The Destroyer decided to ask the crew for his freedom one last time. Before he escaped, that is.
If the crew said yes, the Destroyer could be out a few minutes sooner than he planned. More time to eat.
The Destroyer was sure the crew would say no. But hope springs eternally springy, thought one of the Destroyer's minds, the one that enjoyed writing bad poetry.
“I just had a great idea!” the Destroyer said.
No one said anything.
“I said, ‘I just had a great idea!’” the Destroyer said.
The crew didn’t respond.
“Don’t you want to know what it is?” the Destroyer asked.
“Entity 107, you do not need our permission to speak,” Prnei said.
“Un … for … tun … ate … ly,” Anderson said.
“Could you have said that any slower?” Jeska asked.

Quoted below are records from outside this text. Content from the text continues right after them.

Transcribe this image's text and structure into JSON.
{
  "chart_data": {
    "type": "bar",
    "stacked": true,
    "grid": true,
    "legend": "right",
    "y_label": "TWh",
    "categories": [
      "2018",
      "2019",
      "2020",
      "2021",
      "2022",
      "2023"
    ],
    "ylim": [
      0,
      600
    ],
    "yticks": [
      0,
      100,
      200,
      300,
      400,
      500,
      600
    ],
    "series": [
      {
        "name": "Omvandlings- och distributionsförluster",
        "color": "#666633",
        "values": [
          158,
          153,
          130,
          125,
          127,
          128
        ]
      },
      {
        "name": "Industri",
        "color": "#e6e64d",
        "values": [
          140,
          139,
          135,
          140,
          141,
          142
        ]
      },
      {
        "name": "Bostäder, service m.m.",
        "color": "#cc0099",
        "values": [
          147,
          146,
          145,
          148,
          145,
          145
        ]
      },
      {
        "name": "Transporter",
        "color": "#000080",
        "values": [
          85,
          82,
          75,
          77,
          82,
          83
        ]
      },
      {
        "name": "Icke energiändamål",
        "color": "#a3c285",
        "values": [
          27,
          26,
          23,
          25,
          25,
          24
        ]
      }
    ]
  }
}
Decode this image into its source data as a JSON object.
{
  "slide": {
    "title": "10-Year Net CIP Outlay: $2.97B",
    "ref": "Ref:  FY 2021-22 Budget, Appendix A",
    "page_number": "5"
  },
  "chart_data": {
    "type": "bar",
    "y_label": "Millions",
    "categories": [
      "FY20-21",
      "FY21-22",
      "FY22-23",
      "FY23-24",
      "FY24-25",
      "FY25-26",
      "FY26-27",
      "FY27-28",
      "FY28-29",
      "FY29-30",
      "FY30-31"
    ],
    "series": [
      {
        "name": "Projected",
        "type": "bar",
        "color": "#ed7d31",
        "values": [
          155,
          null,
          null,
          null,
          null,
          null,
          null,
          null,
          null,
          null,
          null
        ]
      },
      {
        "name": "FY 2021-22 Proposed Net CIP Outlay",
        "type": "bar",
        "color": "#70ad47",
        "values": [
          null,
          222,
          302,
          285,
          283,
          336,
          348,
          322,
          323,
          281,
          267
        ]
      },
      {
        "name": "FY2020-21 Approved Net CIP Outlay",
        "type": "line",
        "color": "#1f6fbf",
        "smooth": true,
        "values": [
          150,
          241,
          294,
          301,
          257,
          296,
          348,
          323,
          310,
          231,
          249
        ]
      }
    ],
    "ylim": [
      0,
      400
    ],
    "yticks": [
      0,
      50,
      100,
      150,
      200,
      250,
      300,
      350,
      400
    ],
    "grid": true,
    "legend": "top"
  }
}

“Y … ehhhh … ssssss,” Anderson said.
“Sometimes I like to change it up and ask permission,” the Destroyer said.
“You do it to irritate us, Entity 107,” Prnei said.

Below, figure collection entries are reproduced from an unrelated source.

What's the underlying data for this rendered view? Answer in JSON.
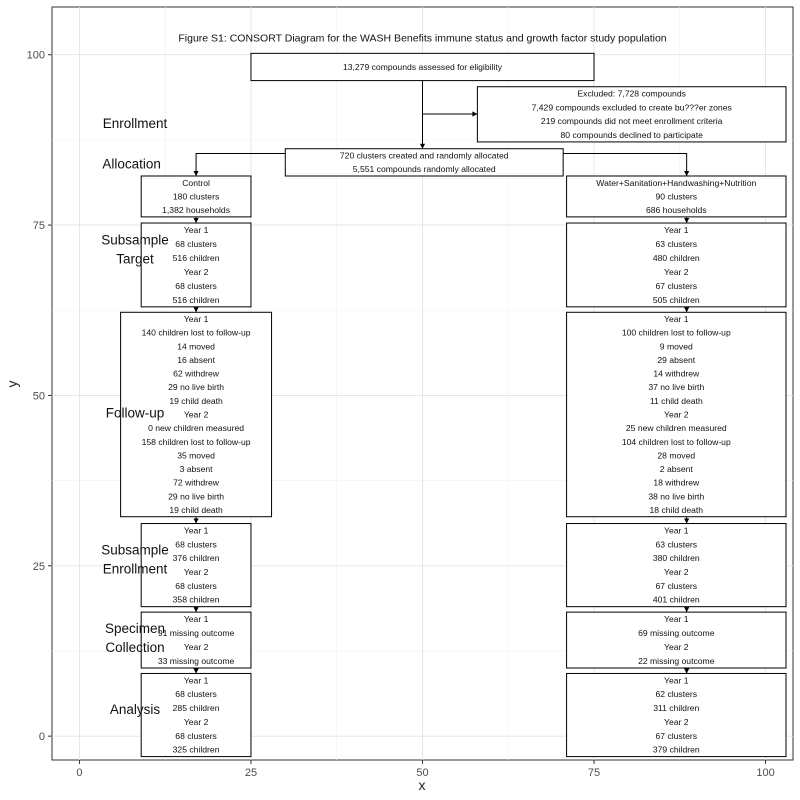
{
  "chart_data": {
    "type": "diagram",
    "title": "Figure S1: CONSORT Diagram for the WASH Benefits immune status and growth factor study population",
    "xlabel": "x",
    "ylabel": "y",
    "xlim": [
      -4,
      104
    ],
    "ylim": [
      -3.5,
      107
    ],
    "x_ticks": [
      0,
      25,
      50,
      75,
      100
    ],
    "y_ticks": [
      0,
      25,
      50,
      75,
      100
    ],
    "grid": true,
    "stage_labels": [
      {
        "id": "enrollment",
        "lines": [
          "Enrollment"
        ],
        "x": 3,
        "y": 90
      },
      {
        "id": "allocation",
        "lines": [
          "Allocation"
        ],
        "x": 2.5,
        "y": 84
      },
      {
        "id": "subsample-target",
        "lines": [
          "Subsample",
          "Target"
        ],
        "x": 3,
        "y": 71.5
      },
      {
        "id": "follow-up",
        "lines": [
          "Follow-up"
        ],
        "x": 3,
        "y": 47.5
      },
      {
        "id": "subsample-enrollment",
        "lines": [
          "Subsample",
          "Enrollment"
        ],
        "x": 3,
        "y": 26
      },
      {
        "id": "specimen-collection",
        "lines": [
          "Specimen",
          "Collection"
        ],
        "x": 3,
        "y": 14.5
      },
      {
        "id": "analysis",
        "lines": [
          "Analysis"
        ],
        "x": 3,
        "y": 4
      }
    ],
    "boxes": [
      {
        "id": "assessed",
        "x0": 25,
        "x1": 75,
        "y0": 96.2,
        "y1": 100.2,
        "lines": [
          "13,279 compounds assessed for eligibility"
        ]
      },
      {
        "id": "excluded",
        "x0": 58,
        "x1": 104,
        "y0": 87.2,
        "y1": 95.3,
        "lines": [
          "Excluded: 7,728 compounds",
          "7,429 compounds excluded to create bu???er zones",
          "219 compounds did not meet enrollment criteria",
          "80 compounds declined to participate"
        ]
      },
      {
        "id": "allocated",
        "x0": 30,
        "x1": 70.5,
        "y0": 82.2,
        "y1": 86.2,
        "lines": [
          "720 clusters created and randomly allocated",
          "5,551 compounds randomly allocated"
        ]
      },
      {
        "id": "control-arm",
        "x0": 9,
        "x1": 25,
        "y0": 76.2,
        "y1": 82.2,
        "lines": [
          "Control",
          "180 clusters",
          "1,382 households"
        ]
      },
      {
        "id": "wshn-arm",
        "x0": 71,
        "x1": 104,
        "y0": 76.2,
        "y1": 82.2,
        "lines": [
          "Water+Sanitation+Handwashing+Nutrition",
          "90 clusters",
          "686 households"
        ]
      },
      {
        "id": "control-target",
        "x0": 9,
        "x1": 25,
        "y0": 63,
        "y1": 75.3,
        "lines": [
          "Year 1",
          "68 clusters",
          "516 children",
          "Year 2",
          "68 clusters",
          "516 children"
        ]
      },
      {
        "id": "wshn-target",
        "x0": 71,
        "x1": 104,
        "y0": 63,
        "y1": 75.3,
        "lines": [
          "Year 1",
          "63 clusters",
          "480 children",
          "Year 2",
          "67 clusters",
          "505 children"
        ]
      },
      {
        "id": "control-followup",
        "x0": 6,
        "x1": 28,
        "y0": 32.2,
        "y1": 62.2,
        "lines": [
          "Year 1",
          "140 children lost to follow-up",
          "14 moved",
          "16 absent",
          "62 withdrew",
          "29 no live birth",
          "19 child death",
          "Year 2",
          "0 new children measured",
          "158 children lost to follow-up",
          "35 moved",
          "3 absent",
          "72 withdrew",
          "29 no live birth",
          "19 child death"
        ]
      },
      {
        "id": "wshn-followup",
        "x0": 71,
        "x1": 104,
        "y0": 32.2,
        "y1": 62.2,
        "lines": [
          "Year 1",
          "100 children lost to follow-up",
          "9 moved",
          "29 absent",
          "14 withdrew",
          "37 no live birth",
          "11 child death",
          "Year 2",
          "25 new children measured",
          "104 children lost to follow-up",
          "28 moved",
          "2 absent",
          "18 withdrew",
          "38 no live birth",
          "18 child death"
        ]
      },
      {
        "id": "control-sub-enroll",
        "x0": 9,
        "x1": 25,
        "y0": 19,
        "y1": 31.2,
        "lines": [
          "Year 1",
          "68 clusters",
          "376 children",
          "Year 2",
          "68 clusters",
          "358 children"
        ]
      },
      {
        "id": "wshn-sub-enroll",
        "x0": 71,
        "x1": 104,
        "y0": 19,
        "y1": 31.2,
        "lines": [
          "Year 1",
          "63 clusters",
          "380 children",
          "Year 2",
          "67 clusters",
          "401 children"
        ]
      },
      {
        "id": "control-specimen",
        "x0": 9,
        "x1": 25,
        "y0": 10,
        "y1": 18.2,
        "lines": [
          "Year 1",
          "91 missing outcome",
          "Year 2",
          "33 missing outcome"
        ]
      },
      {
        "id": "wshn-specimen",
        "x0": 71,
        "x1": 104,
        "y0": 10,
        "y1": 18.2,
        "lines": [
          "Year 1",
          "69 missing outcome",
          "Year 2",
          "22 missing outcome"
        ]
      },
      {
        "id": "control-analysis",
        "x0": 9,
        "x1": 25,
        "y0": -3,
        "y1": 9.2,
        "lines": [
          "Year 1",
          "68 clusters",
          "285 children",
          "Year 2",
          "68 clusters",
          "325 children"
        ]
      },
      {
        "id": "wshn-analysis",
        "x0": 71,
        "x1": 104,
        "y0": -3,
        "y1": 9.2,
        "lines": [
          "Year 1",
          "62 clusters",
          "311 children",
          "Year 2",
          "67 clusters",
          "379 children"
        ]
      }
    ],
    "connectors": [
      {
        "id": "assessed-to-allocated",
        "points": [
          [
            50,
            96.2
          ],
          [
            50,
            86.2
          ]
        ],
        "arrow": true
      },
      {
        "id": "to-excluded",
        "points": [
          [
            50,
            91.3
          ],
          [
            58,
            91.3
          ]
        ],
        "arrow": true
      },
      {
        "id": "allocated-to-control",
        "points": [
          [
            30,
            85.5
          ],
          [
            17,
            85.5
          ],
          [
            17,
            82.2
          ]
        ],
        "arrow": true
      },
      {
        "id": "allocated-to-wshn",
        "points": [
          [
            70.5,
            85.5
          ],
          [
            88.5,
            85.5
          ],
          [
            88.5,
            82.2
          ]
        ],
        "arrow": true
      },
      {
        "id": "control-arm-to-target",
        "points": [
          [
            17,
            76.2
          ],
          [
            17,
            75.3
          ]
        ],
        "arrow": true
      },
      {
        "id": "wshn-arm-to-target",
        "points": [
          [
            88.5,
            76.2
          ],
          [
            88.5,
            75.3
          ]
        ],
        "arrow": true
      },
      {
        "id": "control-target-to-followup",
        "points": [
          [
            17,
            63
          ],
          [
            17,
            62.2
          ]
        ],
        "arrow": true
      },
      {
        "id": "wshn-target-to-followup",
        "points": [
          [
            88.5,
            63
          ],
          [
            88.5,
            62.2
          ]
        ],
        "arrow": true
      },
      {
        "id": "control-followup-to-sub-enroll",
        "points": [
          [
            17,
            32.2
          ],
          [
            17,
            31.2
          ]
        ],
        "arrow": true
      },
      {
        "id": "wshn-followup-to-sub-enroll",
        "points": [
          [
            88.5,
            32.2
          ],
          [
            88.5,
            31.2
          ]
        ],
        "arrow": true
      },
      {
        "id": "control-sub-enroll-to-specimen",
        "points": [
          [
            17,
            19
          ],
          [
            17,
            18.2
          ]
        ],
        "arrow": true
      },
      {
        "id": "wshn-sub-enroll-to-specimen",
        "points": [
          [
            88.5,
            19
          ],
          [
            88.5,
            18.2
          ]
        ],
        "arrow": true
      },
      {
        "id": "control-specimen-to-analysis",
        "points": [
          [
            17,
            10
          ],
          [
            17,
            9.2
          ]
        ],
        "arrow": true
      },
      {
        "id": "wshn-specimen-to-analysis",
        "points": [
          [
            88.5,
            10
          ],
          [
            88.5,
            9.2
          ]
        ],
        "arrow": true
      }
    ]
  }
}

“Never!” the Destroyer said. He paused again. “Do you want to hear my great idea now?”
“It's not a great idea. You’re just going to say, ‘Let me out,’” Jeska said.

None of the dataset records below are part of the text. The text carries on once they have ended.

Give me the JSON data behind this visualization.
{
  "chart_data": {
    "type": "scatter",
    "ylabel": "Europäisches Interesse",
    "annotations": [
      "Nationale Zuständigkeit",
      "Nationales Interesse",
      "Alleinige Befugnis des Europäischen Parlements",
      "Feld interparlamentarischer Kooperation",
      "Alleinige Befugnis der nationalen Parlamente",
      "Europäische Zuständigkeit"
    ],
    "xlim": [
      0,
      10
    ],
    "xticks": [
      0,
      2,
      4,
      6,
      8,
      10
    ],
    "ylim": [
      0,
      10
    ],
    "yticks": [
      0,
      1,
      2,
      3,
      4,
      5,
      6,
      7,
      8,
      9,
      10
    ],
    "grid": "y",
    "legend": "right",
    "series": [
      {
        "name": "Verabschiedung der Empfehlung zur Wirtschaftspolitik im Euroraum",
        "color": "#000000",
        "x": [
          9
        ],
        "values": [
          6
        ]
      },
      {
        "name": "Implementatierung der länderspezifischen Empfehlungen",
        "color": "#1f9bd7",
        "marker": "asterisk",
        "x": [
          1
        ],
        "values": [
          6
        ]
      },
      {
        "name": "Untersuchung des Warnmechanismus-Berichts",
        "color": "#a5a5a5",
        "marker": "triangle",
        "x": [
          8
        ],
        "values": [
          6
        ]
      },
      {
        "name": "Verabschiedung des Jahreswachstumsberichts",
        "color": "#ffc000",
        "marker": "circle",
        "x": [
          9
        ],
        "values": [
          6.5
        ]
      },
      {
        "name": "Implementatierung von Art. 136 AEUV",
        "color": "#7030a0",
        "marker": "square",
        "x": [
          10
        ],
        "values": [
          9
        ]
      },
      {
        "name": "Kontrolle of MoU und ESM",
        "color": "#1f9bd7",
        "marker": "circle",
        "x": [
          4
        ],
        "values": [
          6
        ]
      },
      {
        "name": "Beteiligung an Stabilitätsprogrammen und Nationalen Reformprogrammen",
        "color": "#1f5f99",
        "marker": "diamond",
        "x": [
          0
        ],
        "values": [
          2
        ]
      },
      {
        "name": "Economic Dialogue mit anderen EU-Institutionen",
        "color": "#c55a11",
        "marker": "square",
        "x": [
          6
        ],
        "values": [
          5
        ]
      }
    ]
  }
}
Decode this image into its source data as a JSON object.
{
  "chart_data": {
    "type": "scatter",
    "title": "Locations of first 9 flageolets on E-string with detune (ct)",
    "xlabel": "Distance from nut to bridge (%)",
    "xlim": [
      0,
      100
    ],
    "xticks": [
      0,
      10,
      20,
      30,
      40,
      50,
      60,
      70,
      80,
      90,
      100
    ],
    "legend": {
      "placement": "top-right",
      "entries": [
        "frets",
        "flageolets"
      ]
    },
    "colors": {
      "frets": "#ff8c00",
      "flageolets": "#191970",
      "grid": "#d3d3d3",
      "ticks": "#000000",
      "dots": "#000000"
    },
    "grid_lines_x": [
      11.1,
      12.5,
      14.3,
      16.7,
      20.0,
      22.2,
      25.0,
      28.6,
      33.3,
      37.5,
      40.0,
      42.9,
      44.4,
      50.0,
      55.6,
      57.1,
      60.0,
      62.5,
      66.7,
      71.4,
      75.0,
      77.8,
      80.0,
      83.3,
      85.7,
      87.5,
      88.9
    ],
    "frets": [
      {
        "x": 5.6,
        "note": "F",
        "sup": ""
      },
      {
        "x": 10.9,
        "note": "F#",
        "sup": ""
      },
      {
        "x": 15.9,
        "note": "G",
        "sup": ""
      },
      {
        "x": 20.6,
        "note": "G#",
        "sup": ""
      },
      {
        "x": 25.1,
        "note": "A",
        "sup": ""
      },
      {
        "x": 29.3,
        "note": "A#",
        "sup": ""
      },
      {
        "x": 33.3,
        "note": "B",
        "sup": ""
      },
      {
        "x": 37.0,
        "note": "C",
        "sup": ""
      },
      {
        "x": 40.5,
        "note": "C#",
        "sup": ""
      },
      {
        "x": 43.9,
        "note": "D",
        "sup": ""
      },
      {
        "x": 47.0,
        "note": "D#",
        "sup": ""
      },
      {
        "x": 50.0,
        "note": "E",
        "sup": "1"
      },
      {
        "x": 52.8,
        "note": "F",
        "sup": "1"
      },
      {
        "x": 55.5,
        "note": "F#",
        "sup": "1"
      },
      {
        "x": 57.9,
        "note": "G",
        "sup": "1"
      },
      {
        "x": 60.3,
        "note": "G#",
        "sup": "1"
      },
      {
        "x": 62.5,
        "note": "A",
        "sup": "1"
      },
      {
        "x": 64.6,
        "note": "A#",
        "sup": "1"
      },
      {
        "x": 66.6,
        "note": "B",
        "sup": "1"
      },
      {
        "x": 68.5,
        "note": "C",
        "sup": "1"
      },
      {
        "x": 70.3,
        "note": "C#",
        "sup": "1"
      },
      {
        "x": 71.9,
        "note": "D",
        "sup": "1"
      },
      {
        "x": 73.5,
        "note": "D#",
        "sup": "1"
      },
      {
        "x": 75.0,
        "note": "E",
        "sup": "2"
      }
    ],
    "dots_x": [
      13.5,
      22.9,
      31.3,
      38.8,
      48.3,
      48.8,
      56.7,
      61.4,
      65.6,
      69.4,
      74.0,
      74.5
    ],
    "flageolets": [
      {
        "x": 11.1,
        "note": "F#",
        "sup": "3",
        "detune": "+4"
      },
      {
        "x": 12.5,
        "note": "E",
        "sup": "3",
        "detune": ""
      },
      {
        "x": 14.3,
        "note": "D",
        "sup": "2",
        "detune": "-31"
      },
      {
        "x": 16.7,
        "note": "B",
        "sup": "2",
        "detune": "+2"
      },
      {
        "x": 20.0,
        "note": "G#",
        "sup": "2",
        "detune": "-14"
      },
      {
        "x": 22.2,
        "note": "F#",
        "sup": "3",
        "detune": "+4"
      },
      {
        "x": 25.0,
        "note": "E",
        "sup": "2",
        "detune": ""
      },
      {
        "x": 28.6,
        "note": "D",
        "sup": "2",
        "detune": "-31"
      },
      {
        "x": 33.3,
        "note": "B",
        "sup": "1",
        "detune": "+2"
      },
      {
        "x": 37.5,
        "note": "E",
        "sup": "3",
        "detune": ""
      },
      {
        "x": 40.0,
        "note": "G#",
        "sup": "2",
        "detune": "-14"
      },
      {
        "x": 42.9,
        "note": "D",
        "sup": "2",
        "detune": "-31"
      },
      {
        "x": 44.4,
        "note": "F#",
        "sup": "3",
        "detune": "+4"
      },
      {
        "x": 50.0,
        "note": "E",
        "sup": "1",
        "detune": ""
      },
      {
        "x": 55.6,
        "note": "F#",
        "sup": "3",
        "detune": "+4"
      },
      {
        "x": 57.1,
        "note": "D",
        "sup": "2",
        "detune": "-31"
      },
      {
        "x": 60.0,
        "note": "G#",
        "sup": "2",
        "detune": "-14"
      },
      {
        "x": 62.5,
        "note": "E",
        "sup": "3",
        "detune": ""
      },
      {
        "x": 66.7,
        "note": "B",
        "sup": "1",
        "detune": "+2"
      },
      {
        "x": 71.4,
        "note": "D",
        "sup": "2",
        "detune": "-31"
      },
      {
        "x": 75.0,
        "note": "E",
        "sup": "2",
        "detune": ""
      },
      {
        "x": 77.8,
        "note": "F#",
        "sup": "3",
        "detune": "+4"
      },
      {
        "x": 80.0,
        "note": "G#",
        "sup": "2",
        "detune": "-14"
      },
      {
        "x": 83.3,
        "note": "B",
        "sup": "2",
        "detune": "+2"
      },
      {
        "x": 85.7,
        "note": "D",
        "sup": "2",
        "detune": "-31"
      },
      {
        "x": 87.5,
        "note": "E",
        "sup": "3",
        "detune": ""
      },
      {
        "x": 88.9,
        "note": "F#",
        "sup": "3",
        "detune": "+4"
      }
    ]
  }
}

“That’s not true. And my idea—which is not 'Let me out'— is a great idea,” the Destroyer lied.
“No. I raise you five,” Jeska said.
“I’m all in. You want to hear my idea now?” the Destroyer said.
“No … chance,” Anderson said.
The Destroyer didn't care what they said; he was feeling lucky.
He could almost taste the shooting stars of whirling galaxies, the blue moons of ancient planets, and the green clovers of a thousand inhabited systems.
After his 2.7 billion-year confinement, the Destroyer was sure of one thing.
Universe 7C would be magically delicious.